For their part, Düsing and Hacke, who founded their studio in 2015 and are the youngest winners of the EUmies Awards, have expressed their surprise, while highlighting that “being a fairly small building with a limited budget, the Study Pavilion seems to resonate very well with our times.” Conceived to respond to the evolution of the academic landscape in a post-pandemic world, the pavilion is a completely removable hybrid construction of steel and wood that creates community between students of all disciplines present on campus.

“We deeply appreciate the recognition of local projects that improve social structures and communities, since we truly believe in the transformative capacity of architecture,” say the architects, who trust that their project “inspires other universities to be more aware of its role within the city by offering high-quality, open and free spaces, accessible to everyone. Our building is very human-centered, encouraging direct communication between people and allowing random encounters and student culture. prototype of a public building of the 21st century”.

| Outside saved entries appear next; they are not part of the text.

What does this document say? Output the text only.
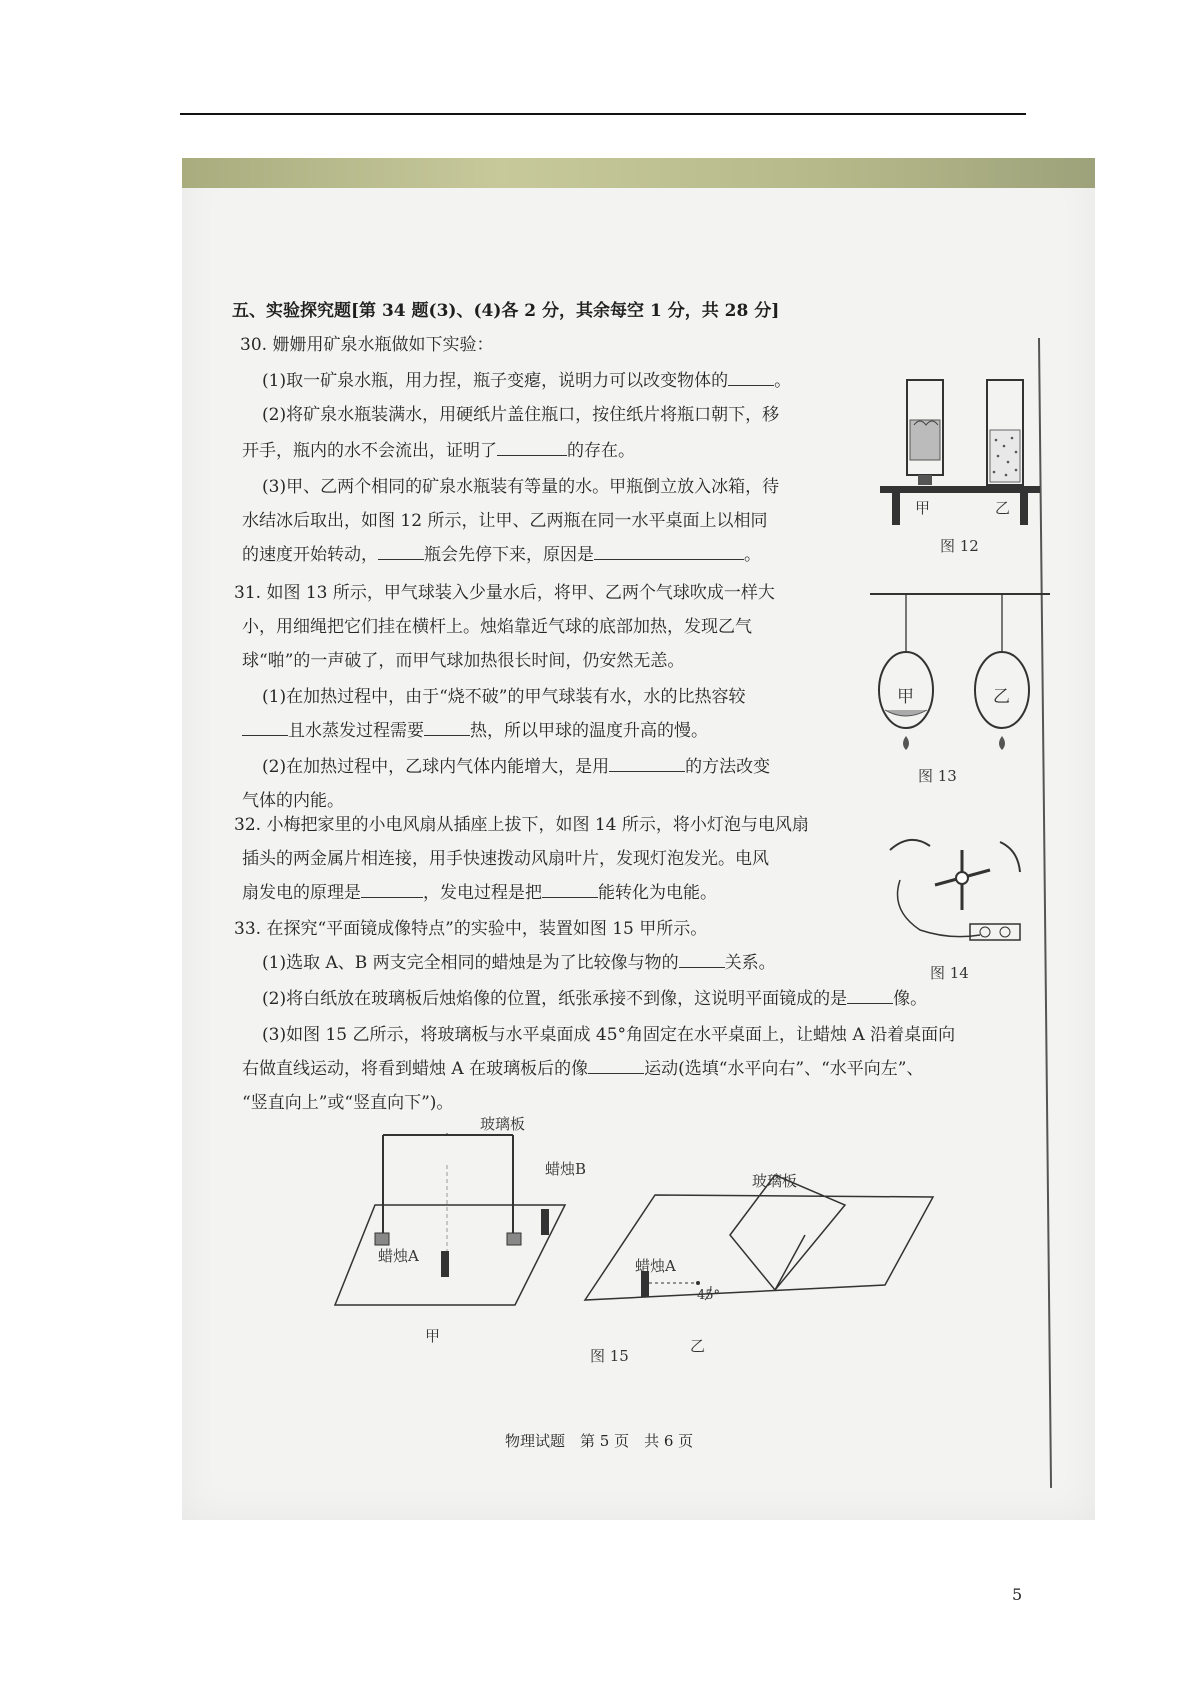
五、实验探究题[第 34 题(3)、(4)各 2 分，其余每空 1 分，共 28 分]
30. 姗姗用矿泉水瓶做如下实验：
(1)取一矿泉水瓶，用力捏，瓶子变瘪，说明力可以改变物体的	。
(2)将矿泉水瓶装满水，用硬纸片盖住瓶口，按住纸片将瓶口朝下，移
开手，瓶内的水不会流出，证明了	的存在。
(3)甲、乙两个相同的矿泉水瓶装有等量的水。甲瓶倒立放入冰箱，待
水结冰后取出，如图 12 所示，让甲、乙两瓶在同一水平桌面上以相同
的速度开始转动，	瓶会先停下来，原因是	。
甲	乙
图 12
31. 如图 13 所示，甲气球装入少量水后，将甲、乙两个气球吹成一样大
小，用细绳把它们挂在横杆上。烛焰靠近气球的底部加热，发现乙气
球“啪”的一声破了，而甲气球加热很长时间，仍安然无恙。
(1)在加热过程中，由于“烧不破”的甲气球装有水，水的比热容较
且水蒸发过程需要	热，所以甲球的温度升高的慢。
(2)在加热过程中，乙球内气体内能增大，是用	的方法改变
气体的内能。
甲	乙
图 13
32. 小梅把家里的小电风扇从插座上拔下，如图 14 所示，将小灯泡与电风扇
插头的两金属片相连接，用手快速拨动风扇叶片，发现灯泡发光。电风
扇发电的原理是	，发电过程是把	能转化为电能。
图 14
33. 在探究“平面镜成像特点”的实验中，装置如图 15 甲所示。
(1)选取 A、B 两支完全相同的蜡烛是为了比较像与物的	关系。
(2)将白纸放在玻璃板后烛焰像的位置，纸张承接不到像，这说明平面镜成的是	像。
(3)如图 15 乙所示，将玻璃板与水平桌面成 45°角固定在水平桌面上，让蜡烛 A 沿着桌面向
右做直线运动，将看到蜡烛 A 在玻璃板后的像	运动(选填“水平向右”、“水平向左”、
“竖直向上”或“竖直向下”)。
玻璃板
蜡烛B
蜡烛A
甲
玻璃板
蜡烛A
45°
乙
图 15
物理试题　第 5 页　共 6 页
5
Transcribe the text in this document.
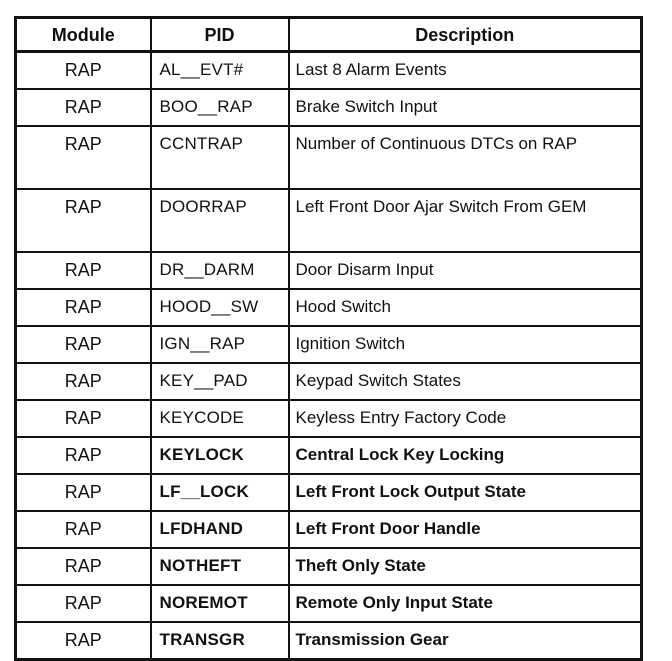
Module	PID	Description
RAP	AL__EVT#	Last 8 Alarm Events
RAP	BOO__RAP	Brake Switch Input
RAP	CCNTRAP	Number of Continuous DTCs on RAP
RAP	DOORRAP	Left Front Door Ajar Switch From GEM
RAP	DR__DARM	Door Disarm Input
RAP	HOOD__SW	Hood Switch
RAP	IGN__RAP	Ignition Switch
RAP	KEY__PAD	Keypad Switch States
RAP	KEYCODE	Keyless Entry Factory Code
RAP	KEYLOCK	Central Lock Key Locking
RAP	LF__LOCK	Left Front Lock Output State
RAP	LFDHAND	Left Front Door Handle
RAP	NOTHEFT	Theft Only State
RAP	NOREMOT	Remote Only Input State
RAP	TRANSGR	Transmission Gear
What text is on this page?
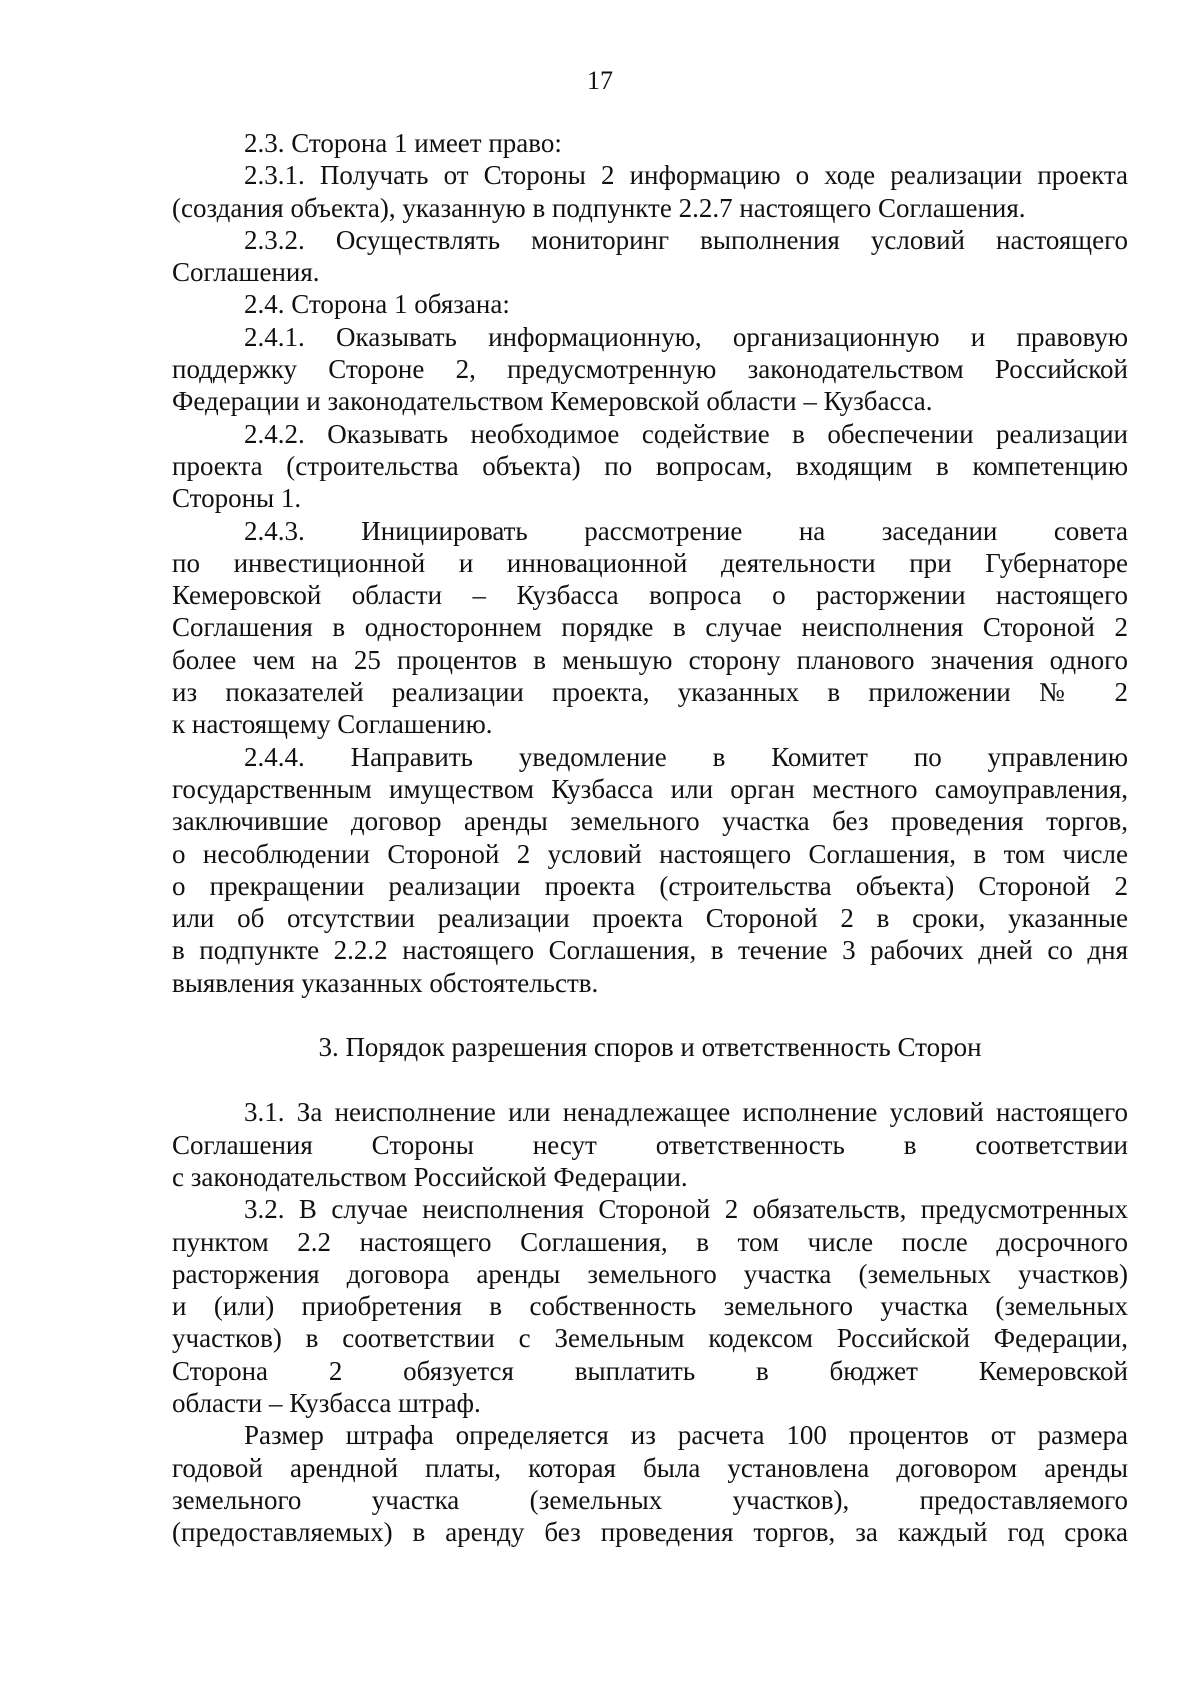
17
2.3. Сторона 1 имеет право:
2.3.1. Получать от Стороны 2 информацию о ходе реализации проекта
(создания объекта), указанную в подпункте 2.2.7 настоящего Соглашения.
2.3.2. Осуществлять мониторинг выполнения условий настоящего
Соглашения.
2.4. Сторона 1 обязана:
2.4.1. Оказывать информационную, организационную и правовую
поддержку Стороне 2, предусмотренную законодательством Российской
Федерации и законодательством Кемеровской области – Кузбасса.
2.4.2. Оказывать необходимое содействие в обеспечении реализации
проекта (строительства объекта) по вопросам, входящим в компетенцию
Стороны 1.
2.4.3. Инициировать рассмотрение на заседании совета
по инвестиционной и инновационной деятельности при Губернаторе
Кемеровской области – Кузбасса вопроса о расторжении настоящего
Соглашения в одностороннем порядке в случае неисполнения Стороной 2
более чем на 25 процентов в меньшую сторону планового значения одного
из показателей реализации проекта, указанных в приложении № 2
к настоящему Соглашению.
2.4.4. Направить уведомление в Комитет по управлению
государственным имуществом Кузбасса или орган местного самоуправления,
заключившие договор аренды земельного участка без проведения торгов,
о несоблюдении Стороной 2 условий настоящего Соглашения, в том числе
о прекращении реализации проекта (строительства объекта) Стороной 2
или об отсутствии реализации проекта Стороной 2 в сроки, указанные
в подпункте 2.2.2 настоящего Соглашения, в течение 3 рабочих дней со дня
выявления указанных обстоятельств.
3. Порядок разрешения споров и ответственность Сторон
3.1. За неисполнение или ненадлежащее исполнение условий настоящего
Соглашения Стороны несут ответственность в соответствии
с законодательством Российской Федерации.
3.2. В случае неисполнения Стороной 2 обязательств, предусмотренных
пунктом 2.2 настоящего Соглашения, в том числе после досрочного
расторжения договора аренды земельного участка (земельных участков)
и (или) приобретения в собственность земельного участка (земельных
участков) в соответствии с Земельным кодексом Российской Федерации,
Сторона 2 обязуется выплатить в бюджет Кемеровской
области – Кузбасса штраф.
Размер штрафа определяется из расчета 100 процентов от размера
годовой арендной платы, которая была установлена договором аренды
земельного участка (земельных участков), предоставляемого
(предоставляемых) в аренду без проведения торгов, за каждый год срока
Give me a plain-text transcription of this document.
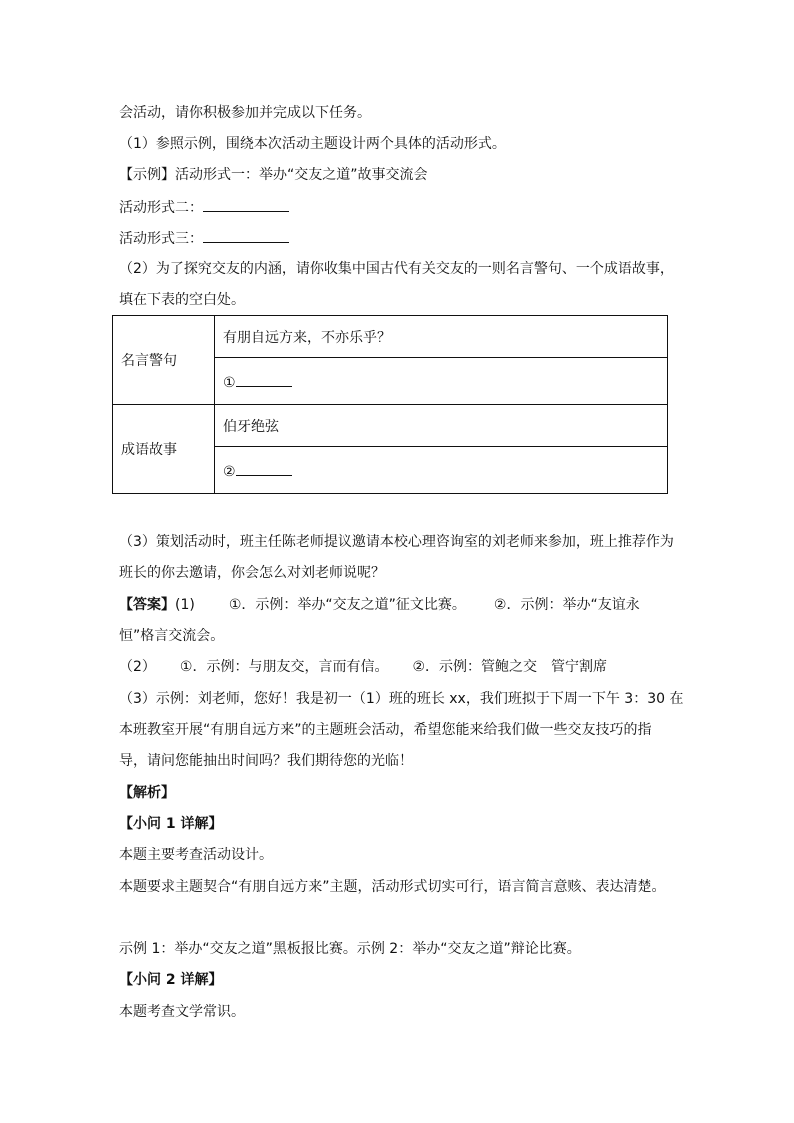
会活动，请你积极参加并完成以下任务。
（1）参照示例，围绕本次活动主题设计两个具体的活动形式。
【示例】活动形式一：举办“交友之道”故事交流会
活动形式二：
活动形式三：
（2）为了探究交友的内涵，请你收集中国古代有关交友的一则名言警句、一个成语故事，
填在下表的空白处。
名言警句	有朋自远方来，不亦乐乎？
	①
成语故事	伯牙绝弦
	②
（3）策划活动时，班主任陈老师提议邀请本校心理咨询室的刘老师来参加，班上推荐作为
班长的你去邀请，你会怎么对刘老师说呢？
【答案】(1) ①．示例：举办“交友之道”征文比赛。 ②．示例：举办“友谊永
恒”格言交流会。
（2） ①．示例：与朋友交，言而有信。 ②．示例：管鲍之交　管宁割席
（3）示例：刘老师，您好！我是初一（1）班的班长 xx，我们班拟于下周一下午 3：30 在
本班教室开展“有朋自远方来”的主题班会活动，希望您能来给我们做一些交友技巧的指
导，请问您能抽出时间吗？我们期待您的光临！
【解析】
【小问 1 详解】
本题主要考查活动设计。
本题要求主题契合“有朋自远方来”主题，活动形式切实可行，语言简言意赅、表达清楚。
示例 1：举办“交友之道”黑板报比赛。示例 2：举办“交友之道”辩论比赛。
【小问 2 详解】
本题考查文学常识。
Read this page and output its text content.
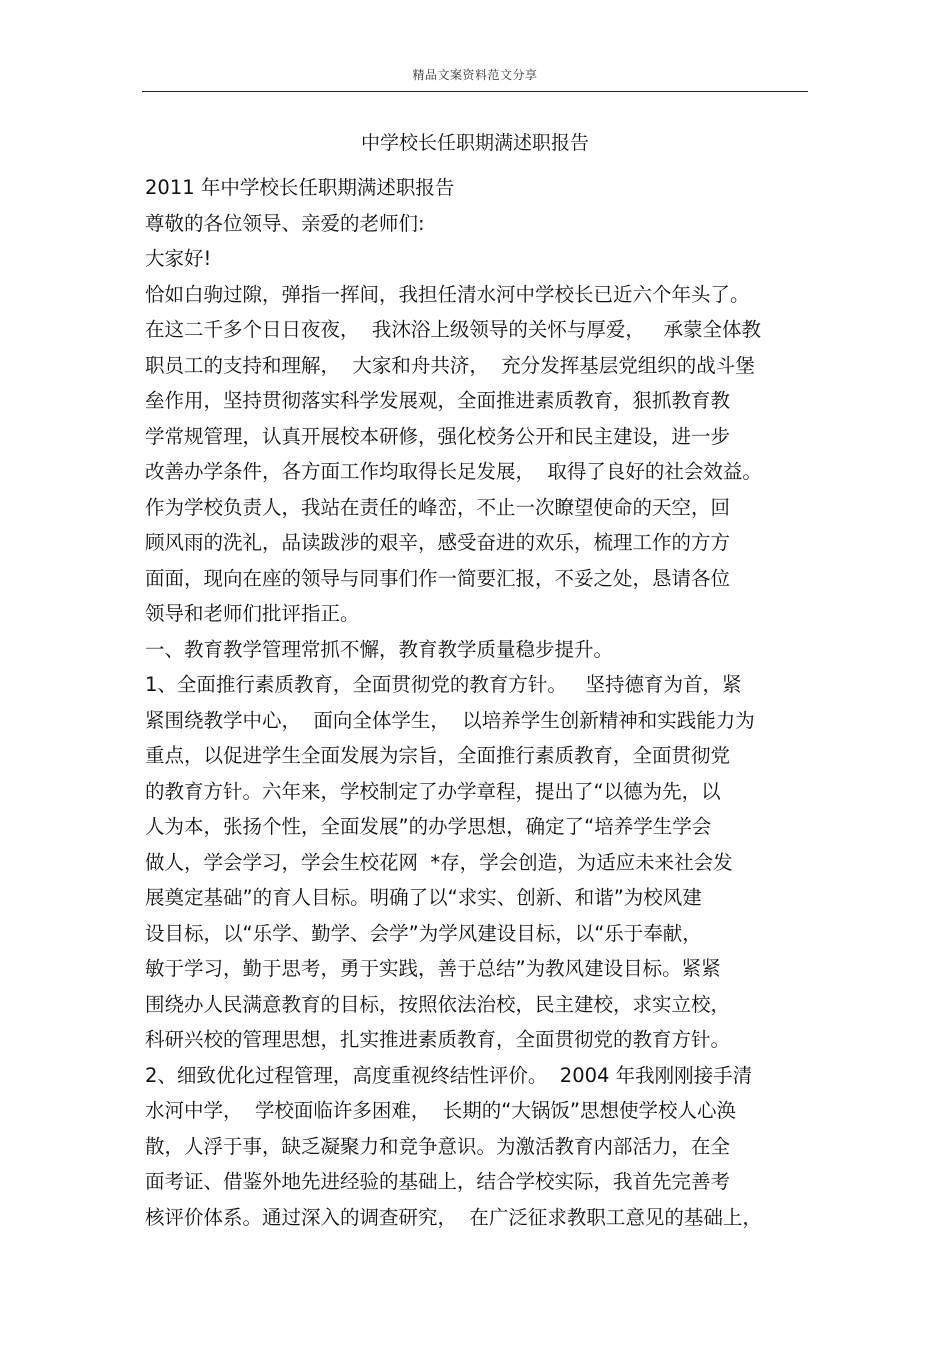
精品文案资料范文分享
中学校长任职期满述职报告
2011 年中学校长任职期满述职报告
尊敬的各位领导、亲爱的老师们:
大家好!
恰如白驹过隙，弹指一挥间，我担任清水河中学校长已近六个年头了。
在这二千多个日日夜夜，  我沐浴上级领导的关怀与厚爱，   承蒙全体教
职员工的支持和理解，  大家和舟共济，  充分发挥基层党组织的战斗堡
垒作用，坚持贯彻落实科学发展观，全面推进素质教育，狠抓教育教
学常规管理，认真开展校本研修，强化校务公开和民主建设，进一步
改善办学条件，各方面工作均取得长足发展，  取得了良好的社会效益。
作为学校负责人，我站在责任的峰峦，不止一次瞭望使命的天空，回
顾风雨的洗礼，品读跋涉的艰辛，感受奋进的欢乐，梳理工作的方方
面面，现向在座的领导与同事们作一简要汇报，不妥之处，恳请各位
领导和老师们批评指正。
一、教育教学管理常抓不懈，教育教学质量稳步提升。
1、全面推行素质教育，全面贯彻党的教育方针。   坚持德育为首，紧
紧围绕教学中心，  面向全体学生，  以培养学生创新精神和实践能力为
重点，以促进学生全面发展为宗旨，全面推行素质教育，全面贯彻党
的教育方针。六年来，学校制定了办学章程，提出了“以德为先，以
人为本，张扬个性，全面发展”的办学思想，确定了“培养学生学会
做人，学会学习，学会生校花网  *存，学会创造，为适应未来社会发
展奠定基础”的育人目标。明确了以“求实、创新、和谐”为校风建
设目标，以“乐学、勤学、会学”为学风建设目标，以“乐于奉献，
敏于学习，勤于思考，勇于实践，善于总结”为教风建设目标。紧紧
围绕办人民满意教育的目标，按照依法治校，民主建校，求实立校，
科研兴校的管理思想，扎实推进素质教育，全面贯彻党的教育方针。
2、细致优化过程管理，高度重视终结性评价。  2004 年我刚刚接手清
水河中学，  学校面临许多困难，  长期的“大锅饭”思想使学校人心涣
散，人浮于事，缺乏凝聚力和竞争意识。为激活教育内部活力，在全
面考证、借鉴外地先进经验的基础上，结合学校实际，我首先完善考
核评价体系。通过深入的调查研究，  在广泛征求教职工意见的基础上，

The two winners were chosen from a list of 362 nominated works. Along with the Pavilion on the campus of the Technical University of Brunswick, four other buildings, including the Reggio School, built in Encinar de los Reyes by Andrés Jaque, which shared ex aequo the last FAD with the García Márquez Library; the renovation of the Convent of Saint-François in Sainte-Lucie de Tallano, by Amelia Tavella Architectes; Plato Contemporary Art Gallery in Ostrava (Czech Republic), by KWK Promes; and Hage in Lund (Sweden), by Brendeland

For the jury, both the winning and finalist works form an “inseparable whole to better understand the paths that contemporary architecture takes to address sustainability, social equity, technological advances, health and well-being, cultural preservation, resilience and adaptation, economic viability and globalization within an ethical and both ideological and pragmatic practice.

The awarding ceremony of the Mies van der Rohe awards will be held in the Barcelona pavilion and in the Palau Victòria Eugènia at the start of the Weeks of Architecture.